– Ты помнишь, – спросил он ее, – нашу поездку в «Отон Палас» и ту даму, которая нас сопровождала?
– Она пыталась быть мне матерью, – вспомнила Изабель, – а меня это возмущало. Она была неискренна.
– Я тоже тогда почувствовал в ней фальшь, и это помогло мне закончить наш роман. Женщине можно простить все, кроме неловкости, – она остается в памяти навсегда.
Его речь показалась Изабель безвкусной и пресной по сравнению с лексиконом Тристана или дяди Донашиану. Отец владел столькими наречиями, что мозг его, казалось, постоянно переводил с одного языка на другой, – у его собственного языка не было родины.

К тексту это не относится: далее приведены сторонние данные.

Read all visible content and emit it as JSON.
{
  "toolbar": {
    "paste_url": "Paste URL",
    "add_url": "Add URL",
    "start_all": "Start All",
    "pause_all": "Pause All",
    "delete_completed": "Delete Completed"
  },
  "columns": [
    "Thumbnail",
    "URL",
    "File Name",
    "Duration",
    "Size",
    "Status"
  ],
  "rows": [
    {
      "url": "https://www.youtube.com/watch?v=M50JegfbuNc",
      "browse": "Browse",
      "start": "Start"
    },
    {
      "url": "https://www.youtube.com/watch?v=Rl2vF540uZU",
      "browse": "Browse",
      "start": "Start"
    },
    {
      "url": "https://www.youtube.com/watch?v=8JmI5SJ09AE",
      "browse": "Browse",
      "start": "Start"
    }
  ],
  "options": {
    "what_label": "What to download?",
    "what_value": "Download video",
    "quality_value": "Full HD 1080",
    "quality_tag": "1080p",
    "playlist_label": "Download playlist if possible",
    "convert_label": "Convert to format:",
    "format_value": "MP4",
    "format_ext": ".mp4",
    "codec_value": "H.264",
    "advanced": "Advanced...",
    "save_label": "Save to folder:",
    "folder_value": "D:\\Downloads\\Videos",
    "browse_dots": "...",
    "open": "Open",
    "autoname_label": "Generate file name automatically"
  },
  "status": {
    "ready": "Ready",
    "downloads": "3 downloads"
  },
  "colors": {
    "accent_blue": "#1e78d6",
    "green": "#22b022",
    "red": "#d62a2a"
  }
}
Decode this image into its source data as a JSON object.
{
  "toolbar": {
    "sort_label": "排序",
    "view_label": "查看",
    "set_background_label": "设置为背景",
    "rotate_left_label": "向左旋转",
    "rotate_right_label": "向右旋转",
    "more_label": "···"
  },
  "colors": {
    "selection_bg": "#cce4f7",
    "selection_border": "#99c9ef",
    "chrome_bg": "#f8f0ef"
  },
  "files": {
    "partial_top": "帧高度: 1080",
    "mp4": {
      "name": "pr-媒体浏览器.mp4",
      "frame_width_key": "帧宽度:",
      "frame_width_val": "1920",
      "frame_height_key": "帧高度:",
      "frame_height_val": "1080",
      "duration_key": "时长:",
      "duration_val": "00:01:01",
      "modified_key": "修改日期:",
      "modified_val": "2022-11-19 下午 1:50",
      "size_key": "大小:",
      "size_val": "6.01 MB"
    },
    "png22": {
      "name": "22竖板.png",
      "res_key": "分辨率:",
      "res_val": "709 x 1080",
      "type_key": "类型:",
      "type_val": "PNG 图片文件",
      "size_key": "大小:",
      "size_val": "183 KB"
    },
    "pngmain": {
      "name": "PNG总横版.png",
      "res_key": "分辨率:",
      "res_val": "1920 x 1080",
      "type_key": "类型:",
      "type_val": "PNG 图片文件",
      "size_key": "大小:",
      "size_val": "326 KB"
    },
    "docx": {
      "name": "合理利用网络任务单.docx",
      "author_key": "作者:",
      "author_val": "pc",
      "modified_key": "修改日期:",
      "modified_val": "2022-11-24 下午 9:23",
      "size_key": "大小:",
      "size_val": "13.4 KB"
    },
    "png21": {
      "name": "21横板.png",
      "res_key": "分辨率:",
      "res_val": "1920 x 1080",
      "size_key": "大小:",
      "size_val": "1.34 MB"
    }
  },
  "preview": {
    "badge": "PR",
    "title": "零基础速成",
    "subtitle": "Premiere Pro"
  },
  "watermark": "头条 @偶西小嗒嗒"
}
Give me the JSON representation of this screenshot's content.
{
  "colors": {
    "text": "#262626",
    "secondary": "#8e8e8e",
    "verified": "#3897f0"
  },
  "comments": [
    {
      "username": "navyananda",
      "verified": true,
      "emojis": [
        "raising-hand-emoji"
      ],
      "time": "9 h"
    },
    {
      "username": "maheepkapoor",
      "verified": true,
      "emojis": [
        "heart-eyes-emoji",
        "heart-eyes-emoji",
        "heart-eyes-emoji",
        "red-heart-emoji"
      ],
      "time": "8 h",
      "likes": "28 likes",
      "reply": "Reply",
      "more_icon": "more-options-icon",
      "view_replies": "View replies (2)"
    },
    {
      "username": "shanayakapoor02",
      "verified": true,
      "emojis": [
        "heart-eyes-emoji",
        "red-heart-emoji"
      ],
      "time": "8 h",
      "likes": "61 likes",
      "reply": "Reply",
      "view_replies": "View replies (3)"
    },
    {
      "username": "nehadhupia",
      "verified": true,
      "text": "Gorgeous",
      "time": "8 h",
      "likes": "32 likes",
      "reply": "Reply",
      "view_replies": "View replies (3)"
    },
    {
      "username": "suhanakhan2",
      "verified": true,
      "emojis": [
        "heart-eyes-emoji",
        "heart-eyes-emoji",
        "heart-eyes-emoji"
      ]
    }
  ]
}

– Та женщина стала для меня откровением, – продолжил он. – Четыре года прошло после смерти твоей дорогой матери; за исключением периодических визитов в публичные дома – только ради потребностей физиологии, – я соблюдал целомудрие: сначала из приличия, соблюдая траур, а затем уже по привычке. Эулалия – так ее звали, если помнишь, – сделала меня таким, каким я никогда не был с твоей матерью, несмотря на все мамины достоинства, – я стал чувственным. Впервые в жизни я понял, что старая церковь была права, а протестанты и платоники – нет: мы – это наша плоть, и воскресение из мертвых – наше единственное спасение. Эулалия воскресила меня. Она создала меня – так же как, судя по твоим ощущениям, этот парень создал тебя. Печальная истина состоит в том, что он использовал тебя, твою сексуальную невинность, буржуазную скуку, юношеский идеализм, бразильскую романтичность. Точно так же Эулалия использовала меня: мое восприимчивое к лести мужество, привычку к сожительству с женщиной и зависимость от женщины, присущую слабеньким мальчикам. Только когда я увидел, как она пытается соблазнить мою восьмилетнюю дочь, но переигрывает и ее попытка оканчивается провалом, я начал прозревать: Изабель, любовь – лишь сон, мечта, и это понимают все, кроме мечтателей. Любовь – это наркоз, под которым Природа извлекает из нас детей. А если, как в случае с твоей несказанно прекрасной матерью, эта операция оказывается смертельной – что тогда делает Природа? Она просто пожимает плечами и уходит. Природе нет до нас дела, моя милая, поэтому мы сами должны заботиться о себе. Ты не будешь тратить свою жизнь на черномазого мальчишку из трущоб. Ты больше никогда не увидишь Тристана. Ты останешься здесь, в столице, и будешь жить со мной. Ты будешь заниматься в университете в нескольких кварталах отсюда. Возвращаться домой ты будешь до полуночи. С тех пор как наше правительство было вынуждено закрыть университет в 1965 году и очистить преподавательский состав и учащихся обоих факультетов от нежелательных радикалов, программа университета, хотя и не Бог весть какая, но дает добротное надежное образование. Нигилизм и протесты сведены до минимума это небо и земля по сравнению с подобными очагами анархии и измены в прибрежных городах. Там, возможно на одной из лекций, ты встретишь симпатичного генеральского сына.